Christophe Rulhes et Julien Cassier fondent le Groupe de Recherches Artistiques, le GdRA, en 2005. Menant des enquêtes anthropologiques, leurs créations théâtrales se situent à la croisée des sciences humaines et du spectacle. «Lenga», premier volet de leur série La Guerre des Natures a été créé à Vidy en 2016.
Le spectacle « Selve » se base sur le personnage central de Sylvana Alimina Opoya qui vit en Guyane française dans le village de Taluwen situé en bordure d’une forêt amazonienne et du fleuve Lawa. Au travers du portrait de cette jeune femme wayana de 23 ans, le musicien-anthropologue Christophe Ruhles et l’acrobate-danseur Julien Cassier tracent l’histoire contemporaine d’un peuple déterminé à sauvegarder sa culture traditionnelle et son habitat tout en vivant dans le présent.
La scénographie est mouvante : Les arbres, gardiens séculaires de la terre, sont représentés par les portraits photographiques sur pieds de la famille et des proches de Sylvana. Au cours du récit, de longues bandes graphiques se déroulent depuis les cintres , formant une forêt d’images verticales. Deux écrans mobiles projettent les films réalisés sur place par lesquels s’exprime Sylvana. Christophe Rulhes est côté cour à la batterie, guitare et chant. La scène est surmontée par un magnifique disque, un Maluwana, ciel de case peint par un artiste wayana.

Les témoignages filmés traduits en direct par les comédiens dispensent un véritable bain auditif dans la langue wayana. C’est à travers eux que le public découvre ce peuple de chasseurs, pêcheurs, horticulteurs et cueilleurs, lentement étouffé par une vague de suicides, la propagande sectaire des évangélistes, le mercure déversé dans le fleuve par l’orpaillage illégal, la déforestation. Mais leur présent, c’est aussi l’usage du monde actuel connecté et, tout autant, les traditions chamaniques. « De la pourriture de ce qui meurt naissent de nouvelles pousses ». Sylvana, après ses études, revient au village avec pour objectif la transmission de sa langue maternelle en tant qu’enseignante.
Tandis que les chants en voix de tête de Christophe Rulhes captivent dans les parties musicales, les passages textuels sont entrecoupés d’époustouflantes scènes dansées par Julien Cassier et Chloé Beillevaire qui transmettent une énergie évoquant autant la lutte d’un peuple terrien que les forces de la Nature.

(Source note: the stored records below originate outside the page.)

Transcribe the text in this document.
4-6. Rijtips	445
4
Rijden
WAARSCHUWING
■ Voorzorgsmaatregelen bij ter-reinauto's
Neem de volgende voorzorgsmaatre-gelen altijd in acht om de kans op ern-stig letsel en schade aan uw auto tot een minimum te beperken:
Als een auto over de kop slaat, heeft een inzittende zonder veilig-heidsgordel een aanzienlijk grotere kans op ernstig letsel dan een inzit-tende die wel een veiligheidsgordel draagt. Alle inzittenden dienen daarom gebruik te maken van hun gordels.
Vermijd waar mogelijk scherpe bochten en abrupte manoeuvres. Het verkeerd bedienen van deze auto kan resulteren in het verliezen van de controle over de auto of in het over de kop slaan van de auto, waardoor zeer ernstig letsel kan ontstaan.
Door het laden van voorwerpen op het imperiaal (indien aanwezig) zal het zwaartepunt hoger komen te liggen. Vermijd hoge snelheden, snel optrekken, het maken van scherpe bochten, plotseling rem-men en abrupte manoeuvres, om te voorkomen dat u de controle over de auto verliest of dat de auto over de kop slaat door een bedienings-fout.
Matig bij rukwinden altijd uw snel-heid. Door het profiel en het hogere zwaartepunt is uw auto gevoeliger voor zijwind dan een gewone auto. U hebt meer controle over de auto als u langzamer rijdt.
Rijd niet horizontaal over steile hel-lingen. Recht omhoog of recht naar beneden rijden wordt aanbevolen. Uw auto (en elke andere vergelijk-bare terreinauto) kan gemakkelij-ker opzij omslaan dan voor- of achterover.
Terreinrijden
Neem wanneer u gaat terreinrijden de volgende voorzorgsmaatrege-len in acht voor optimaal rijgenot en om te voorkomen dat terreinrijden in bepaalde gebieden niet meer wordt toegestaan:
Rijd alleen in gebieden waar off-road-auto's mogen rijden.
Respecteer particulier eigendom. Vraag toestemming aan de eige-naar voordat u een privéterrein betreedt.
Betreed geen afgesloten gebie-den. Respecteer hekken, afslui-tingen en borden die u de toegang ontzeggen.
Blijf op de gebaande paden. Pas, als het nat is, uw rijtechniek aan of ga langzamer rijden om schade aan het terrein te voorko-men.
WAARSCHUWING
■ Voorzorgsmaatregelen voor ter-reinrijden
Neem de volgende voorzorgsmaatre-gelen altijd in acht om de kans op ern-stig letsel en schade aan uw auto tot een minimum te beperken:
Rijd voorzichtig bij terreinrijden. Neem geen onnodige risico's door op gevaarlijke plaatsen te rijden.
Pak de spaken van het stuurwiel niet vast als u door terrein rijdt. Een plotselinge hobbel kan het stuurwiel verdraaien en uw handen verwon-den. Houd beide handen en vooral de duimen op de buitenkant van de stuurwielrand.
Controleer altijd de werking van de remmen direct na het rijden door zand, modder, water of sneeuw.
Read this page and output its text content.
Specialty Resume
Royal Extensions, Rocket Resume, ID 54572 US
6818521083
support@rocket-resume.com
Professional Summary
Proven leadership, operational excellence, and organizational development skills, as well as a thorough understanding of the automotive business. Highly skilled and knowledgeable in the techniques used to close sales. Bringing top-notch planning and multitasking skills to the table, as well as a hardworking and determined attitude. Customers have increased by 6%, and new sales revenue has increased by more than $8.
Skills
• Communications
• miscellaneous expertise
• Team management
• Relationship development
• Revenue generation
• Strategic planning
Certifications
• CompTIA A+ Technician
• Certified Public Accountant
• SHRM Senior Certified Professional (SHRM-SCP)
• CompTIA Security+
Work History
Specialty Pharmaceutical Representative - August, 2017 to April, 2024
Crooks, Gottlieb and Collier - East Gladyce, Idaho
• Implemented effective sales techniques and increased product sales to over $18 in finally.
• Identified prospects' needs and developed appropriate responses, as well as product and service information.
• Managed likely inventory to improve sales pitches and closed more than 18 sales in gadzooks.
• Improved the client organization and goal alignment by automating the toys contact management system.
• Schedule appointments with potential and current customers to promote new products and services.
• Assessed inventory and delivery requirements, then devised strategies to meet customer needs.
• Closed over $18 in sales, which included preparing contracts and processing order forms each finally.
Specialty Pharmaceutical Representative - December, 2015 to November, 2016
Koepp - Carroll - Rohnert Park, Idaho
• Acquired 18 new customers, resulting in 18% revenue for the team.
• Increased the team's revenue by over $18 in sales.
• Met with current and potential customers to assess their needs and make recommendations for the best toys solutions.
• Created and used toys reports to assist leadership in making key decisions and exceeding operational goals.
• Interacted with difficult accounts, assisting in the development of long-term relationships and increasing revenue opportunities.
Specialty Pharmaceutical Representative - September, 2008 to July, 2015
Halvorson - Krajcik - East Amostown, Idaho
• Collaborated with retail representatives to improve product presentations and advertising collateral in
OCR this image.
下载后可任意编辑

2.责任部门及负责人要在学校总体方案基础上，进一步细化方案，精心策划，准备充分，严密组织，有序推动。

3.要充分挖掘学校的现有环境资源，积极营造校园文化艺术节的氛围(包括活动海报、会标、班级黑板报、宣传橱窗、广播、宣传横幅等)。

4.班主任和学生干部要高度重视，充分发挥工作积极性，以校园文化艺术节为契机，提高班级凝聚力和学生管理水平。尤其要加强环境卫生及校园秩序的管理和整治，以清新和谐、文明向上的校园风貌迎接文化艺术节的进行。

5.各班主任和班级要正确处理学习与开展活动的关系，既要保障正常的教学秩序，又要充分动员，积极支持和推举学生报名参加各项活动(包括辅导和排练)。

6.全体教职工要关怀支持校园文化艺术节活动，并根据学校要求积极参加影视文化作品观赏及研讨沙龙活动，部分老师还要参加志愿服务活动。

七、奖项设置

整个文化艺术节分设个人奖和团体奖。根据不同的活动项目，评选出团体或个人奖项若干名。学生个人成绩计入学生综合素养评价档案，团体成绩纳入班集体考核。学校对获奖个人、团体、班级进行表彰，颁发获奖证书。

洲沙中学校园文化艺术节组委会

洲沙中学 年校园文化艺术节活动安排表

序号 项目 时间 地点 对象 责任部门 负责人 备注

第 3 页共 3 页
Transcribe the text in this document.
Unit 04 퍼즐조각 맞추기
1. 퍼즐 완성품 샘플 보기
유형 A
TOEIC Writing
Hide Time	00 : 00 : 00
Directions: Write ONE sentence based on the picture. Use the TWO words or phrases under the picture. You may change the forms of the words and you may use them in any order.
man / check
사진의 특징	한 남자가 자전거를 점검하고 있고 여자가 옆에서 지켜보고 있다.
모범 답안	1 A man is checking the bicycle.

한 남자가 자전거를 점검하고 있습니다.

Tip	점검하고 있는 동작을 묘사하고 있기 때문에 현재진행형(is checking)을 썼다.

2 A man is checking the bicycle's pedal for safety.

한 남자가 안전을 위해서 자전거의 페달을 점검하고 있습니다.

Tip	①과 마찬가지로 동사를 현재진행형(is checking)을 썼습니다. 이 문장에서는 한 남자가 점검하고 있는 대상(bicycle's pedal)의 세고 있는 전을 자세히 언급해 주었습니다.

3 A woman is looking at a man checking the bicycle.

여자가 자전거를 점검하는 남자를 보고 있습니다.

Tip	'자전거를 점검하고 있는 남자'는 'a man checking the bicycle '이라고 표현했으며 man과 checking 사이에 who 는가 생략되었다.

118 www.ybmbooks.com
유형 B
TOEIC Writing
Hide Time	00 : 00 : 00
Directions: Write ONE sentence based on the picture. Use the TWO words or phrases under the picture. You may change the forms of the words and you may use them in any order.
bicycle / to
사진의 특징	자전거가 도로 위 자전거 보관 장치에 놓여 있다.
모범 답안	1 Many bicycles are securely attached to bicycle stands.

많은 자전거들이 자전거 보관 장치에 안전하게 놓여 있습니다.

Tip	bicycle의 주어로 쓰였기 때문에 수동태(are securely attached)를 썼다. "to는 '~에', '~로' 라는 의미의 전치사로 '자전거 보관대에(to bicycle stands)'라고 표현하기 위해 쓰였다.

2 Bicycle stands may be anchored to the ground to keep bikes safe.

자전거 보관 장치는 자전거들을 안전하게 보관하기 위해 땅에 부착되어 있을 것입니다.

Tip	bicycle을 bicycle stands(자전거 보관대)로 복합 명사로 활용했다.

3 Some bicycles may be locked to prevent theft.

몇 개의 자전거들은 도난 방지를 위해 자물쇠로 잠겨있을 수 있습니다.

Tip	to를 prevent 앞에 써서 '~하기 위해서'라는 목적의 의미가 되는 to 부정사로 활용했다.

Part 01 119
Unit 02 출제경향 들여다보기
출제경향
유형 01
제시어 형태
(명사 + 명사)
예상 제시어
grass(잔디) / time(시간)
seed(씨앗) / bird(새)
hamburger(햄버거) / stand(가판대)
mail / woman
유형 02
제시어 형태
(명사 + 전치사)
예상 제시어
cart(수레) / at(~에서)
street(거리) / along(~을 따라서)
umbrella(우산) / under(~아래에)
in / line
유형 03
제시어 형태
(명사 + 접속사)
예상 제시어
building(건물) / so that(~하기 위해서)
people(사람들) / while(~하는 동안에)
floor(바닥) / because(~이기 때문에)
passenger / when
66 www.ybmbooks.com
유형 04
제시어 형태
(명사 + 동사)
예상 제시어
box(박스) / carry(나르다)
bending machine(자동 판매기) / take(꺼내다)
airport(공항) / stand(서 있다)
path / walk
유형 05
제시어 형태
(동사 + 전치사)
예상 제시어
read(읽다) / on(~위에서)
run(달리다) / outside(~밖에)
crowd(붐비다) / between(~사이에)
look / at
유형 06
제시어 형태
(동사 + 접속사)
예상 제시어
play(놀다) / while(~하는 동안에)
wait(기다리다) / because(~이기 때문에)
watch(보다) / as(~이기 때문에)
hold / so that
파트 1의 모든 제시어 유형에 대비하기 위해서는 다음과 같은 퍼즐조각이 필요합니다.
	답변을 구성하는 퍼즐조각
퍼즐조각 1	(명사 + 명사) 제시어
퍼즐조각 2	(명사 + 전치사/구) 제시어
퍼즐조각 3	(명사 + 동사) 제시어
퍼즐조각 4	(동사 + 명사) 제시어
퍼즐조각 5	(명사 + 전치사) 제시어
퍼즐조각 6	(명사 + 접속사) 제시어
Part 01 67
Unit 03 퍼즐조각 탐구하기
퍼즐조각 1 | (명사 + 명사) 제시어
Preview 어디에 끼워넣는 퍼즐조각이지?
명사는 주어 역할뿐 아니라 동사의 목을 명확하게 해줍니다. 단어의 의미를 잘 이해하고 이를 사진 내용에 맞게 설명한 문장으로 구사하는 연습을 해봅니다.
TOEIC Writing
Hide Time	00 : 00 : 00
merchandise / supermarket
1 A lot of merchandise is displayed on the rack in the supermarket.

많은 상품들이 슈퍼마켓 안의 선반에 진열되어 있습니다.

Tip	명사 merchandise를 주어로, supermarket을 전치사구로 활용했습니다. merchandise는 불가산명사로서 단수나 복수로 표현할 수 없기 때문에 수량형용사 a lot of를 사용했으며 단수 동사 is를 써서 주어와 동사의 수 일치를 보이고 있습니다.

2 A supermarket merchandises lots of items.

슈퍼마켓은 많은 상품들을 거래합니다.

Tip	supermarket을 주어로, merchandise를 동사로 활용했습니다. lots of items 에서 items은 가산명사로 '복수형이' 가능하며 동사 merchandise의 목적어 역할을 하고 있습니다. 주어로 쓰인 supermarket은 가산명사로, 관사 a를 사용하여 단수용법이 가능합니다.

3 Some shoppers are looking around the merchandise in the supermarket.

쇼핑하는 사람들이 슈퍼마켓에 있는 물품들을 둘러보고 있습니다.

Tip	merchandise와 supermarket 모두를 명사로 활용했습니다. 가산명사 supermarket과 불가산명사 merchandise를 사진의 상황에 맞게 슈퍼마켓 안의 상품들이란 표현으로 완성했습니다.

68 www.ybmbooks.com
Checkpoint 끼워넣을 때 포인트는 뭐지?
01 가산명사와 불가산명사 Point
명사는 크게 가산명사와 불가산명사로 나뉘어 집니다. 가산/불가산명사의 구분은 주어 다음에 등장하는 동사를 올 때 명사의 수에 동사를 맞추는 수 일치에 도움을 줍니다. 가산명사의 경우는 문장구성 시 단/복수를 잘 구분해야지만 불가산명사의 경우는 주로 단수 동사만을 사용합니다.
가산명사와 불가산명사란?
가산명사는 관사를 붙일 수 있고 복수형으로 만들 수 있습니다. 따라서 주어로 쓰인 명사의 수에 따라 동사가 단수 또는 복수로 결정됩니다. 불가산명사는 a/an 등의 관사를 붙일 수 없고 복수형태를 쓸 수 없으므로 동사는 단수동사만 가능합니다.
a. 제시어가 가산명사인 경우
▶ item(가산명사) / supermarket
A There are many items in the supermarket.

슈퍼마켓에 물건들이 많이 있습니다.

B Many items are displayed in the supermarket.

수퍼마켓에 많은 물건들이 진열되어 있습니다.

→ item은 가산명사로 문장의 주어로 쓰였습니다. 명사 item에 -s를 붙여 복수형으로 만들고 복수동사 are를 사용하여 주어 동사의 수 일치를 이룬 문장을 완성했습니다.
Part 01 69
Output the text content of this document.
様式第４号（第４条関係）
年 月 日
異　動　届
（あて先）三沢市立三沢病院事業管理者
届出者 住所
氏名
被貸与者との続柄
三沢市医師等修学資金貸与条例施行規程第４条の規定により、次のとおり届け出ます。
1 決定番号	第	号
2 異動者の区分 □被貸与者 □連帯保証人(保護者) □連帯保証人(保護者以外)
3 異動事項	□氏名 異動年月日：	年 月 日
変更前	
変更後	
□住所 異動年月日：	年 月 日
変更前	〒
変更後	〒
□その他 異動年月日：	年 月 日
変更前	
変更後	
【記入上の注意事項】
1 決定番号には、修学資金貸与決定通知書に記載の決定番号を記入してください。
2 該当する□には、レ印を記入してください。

Parmi les longs tissus peints de l’histoire de Taluwen et la généalogie de ses visages, la représentation se termine en apothéose dansée et chantée accompagnant l’image filmée d’une Sylvana Opoya déterminée, symbole d’une identité résiliente.

« Qui suis-je? Le guerrier dragon, le fils de l’oie, un panda? je suis tout à la fois. » Sylvana
Parce qu’il n’y a jamais qu’une seule vérité et que la réalité est métisse.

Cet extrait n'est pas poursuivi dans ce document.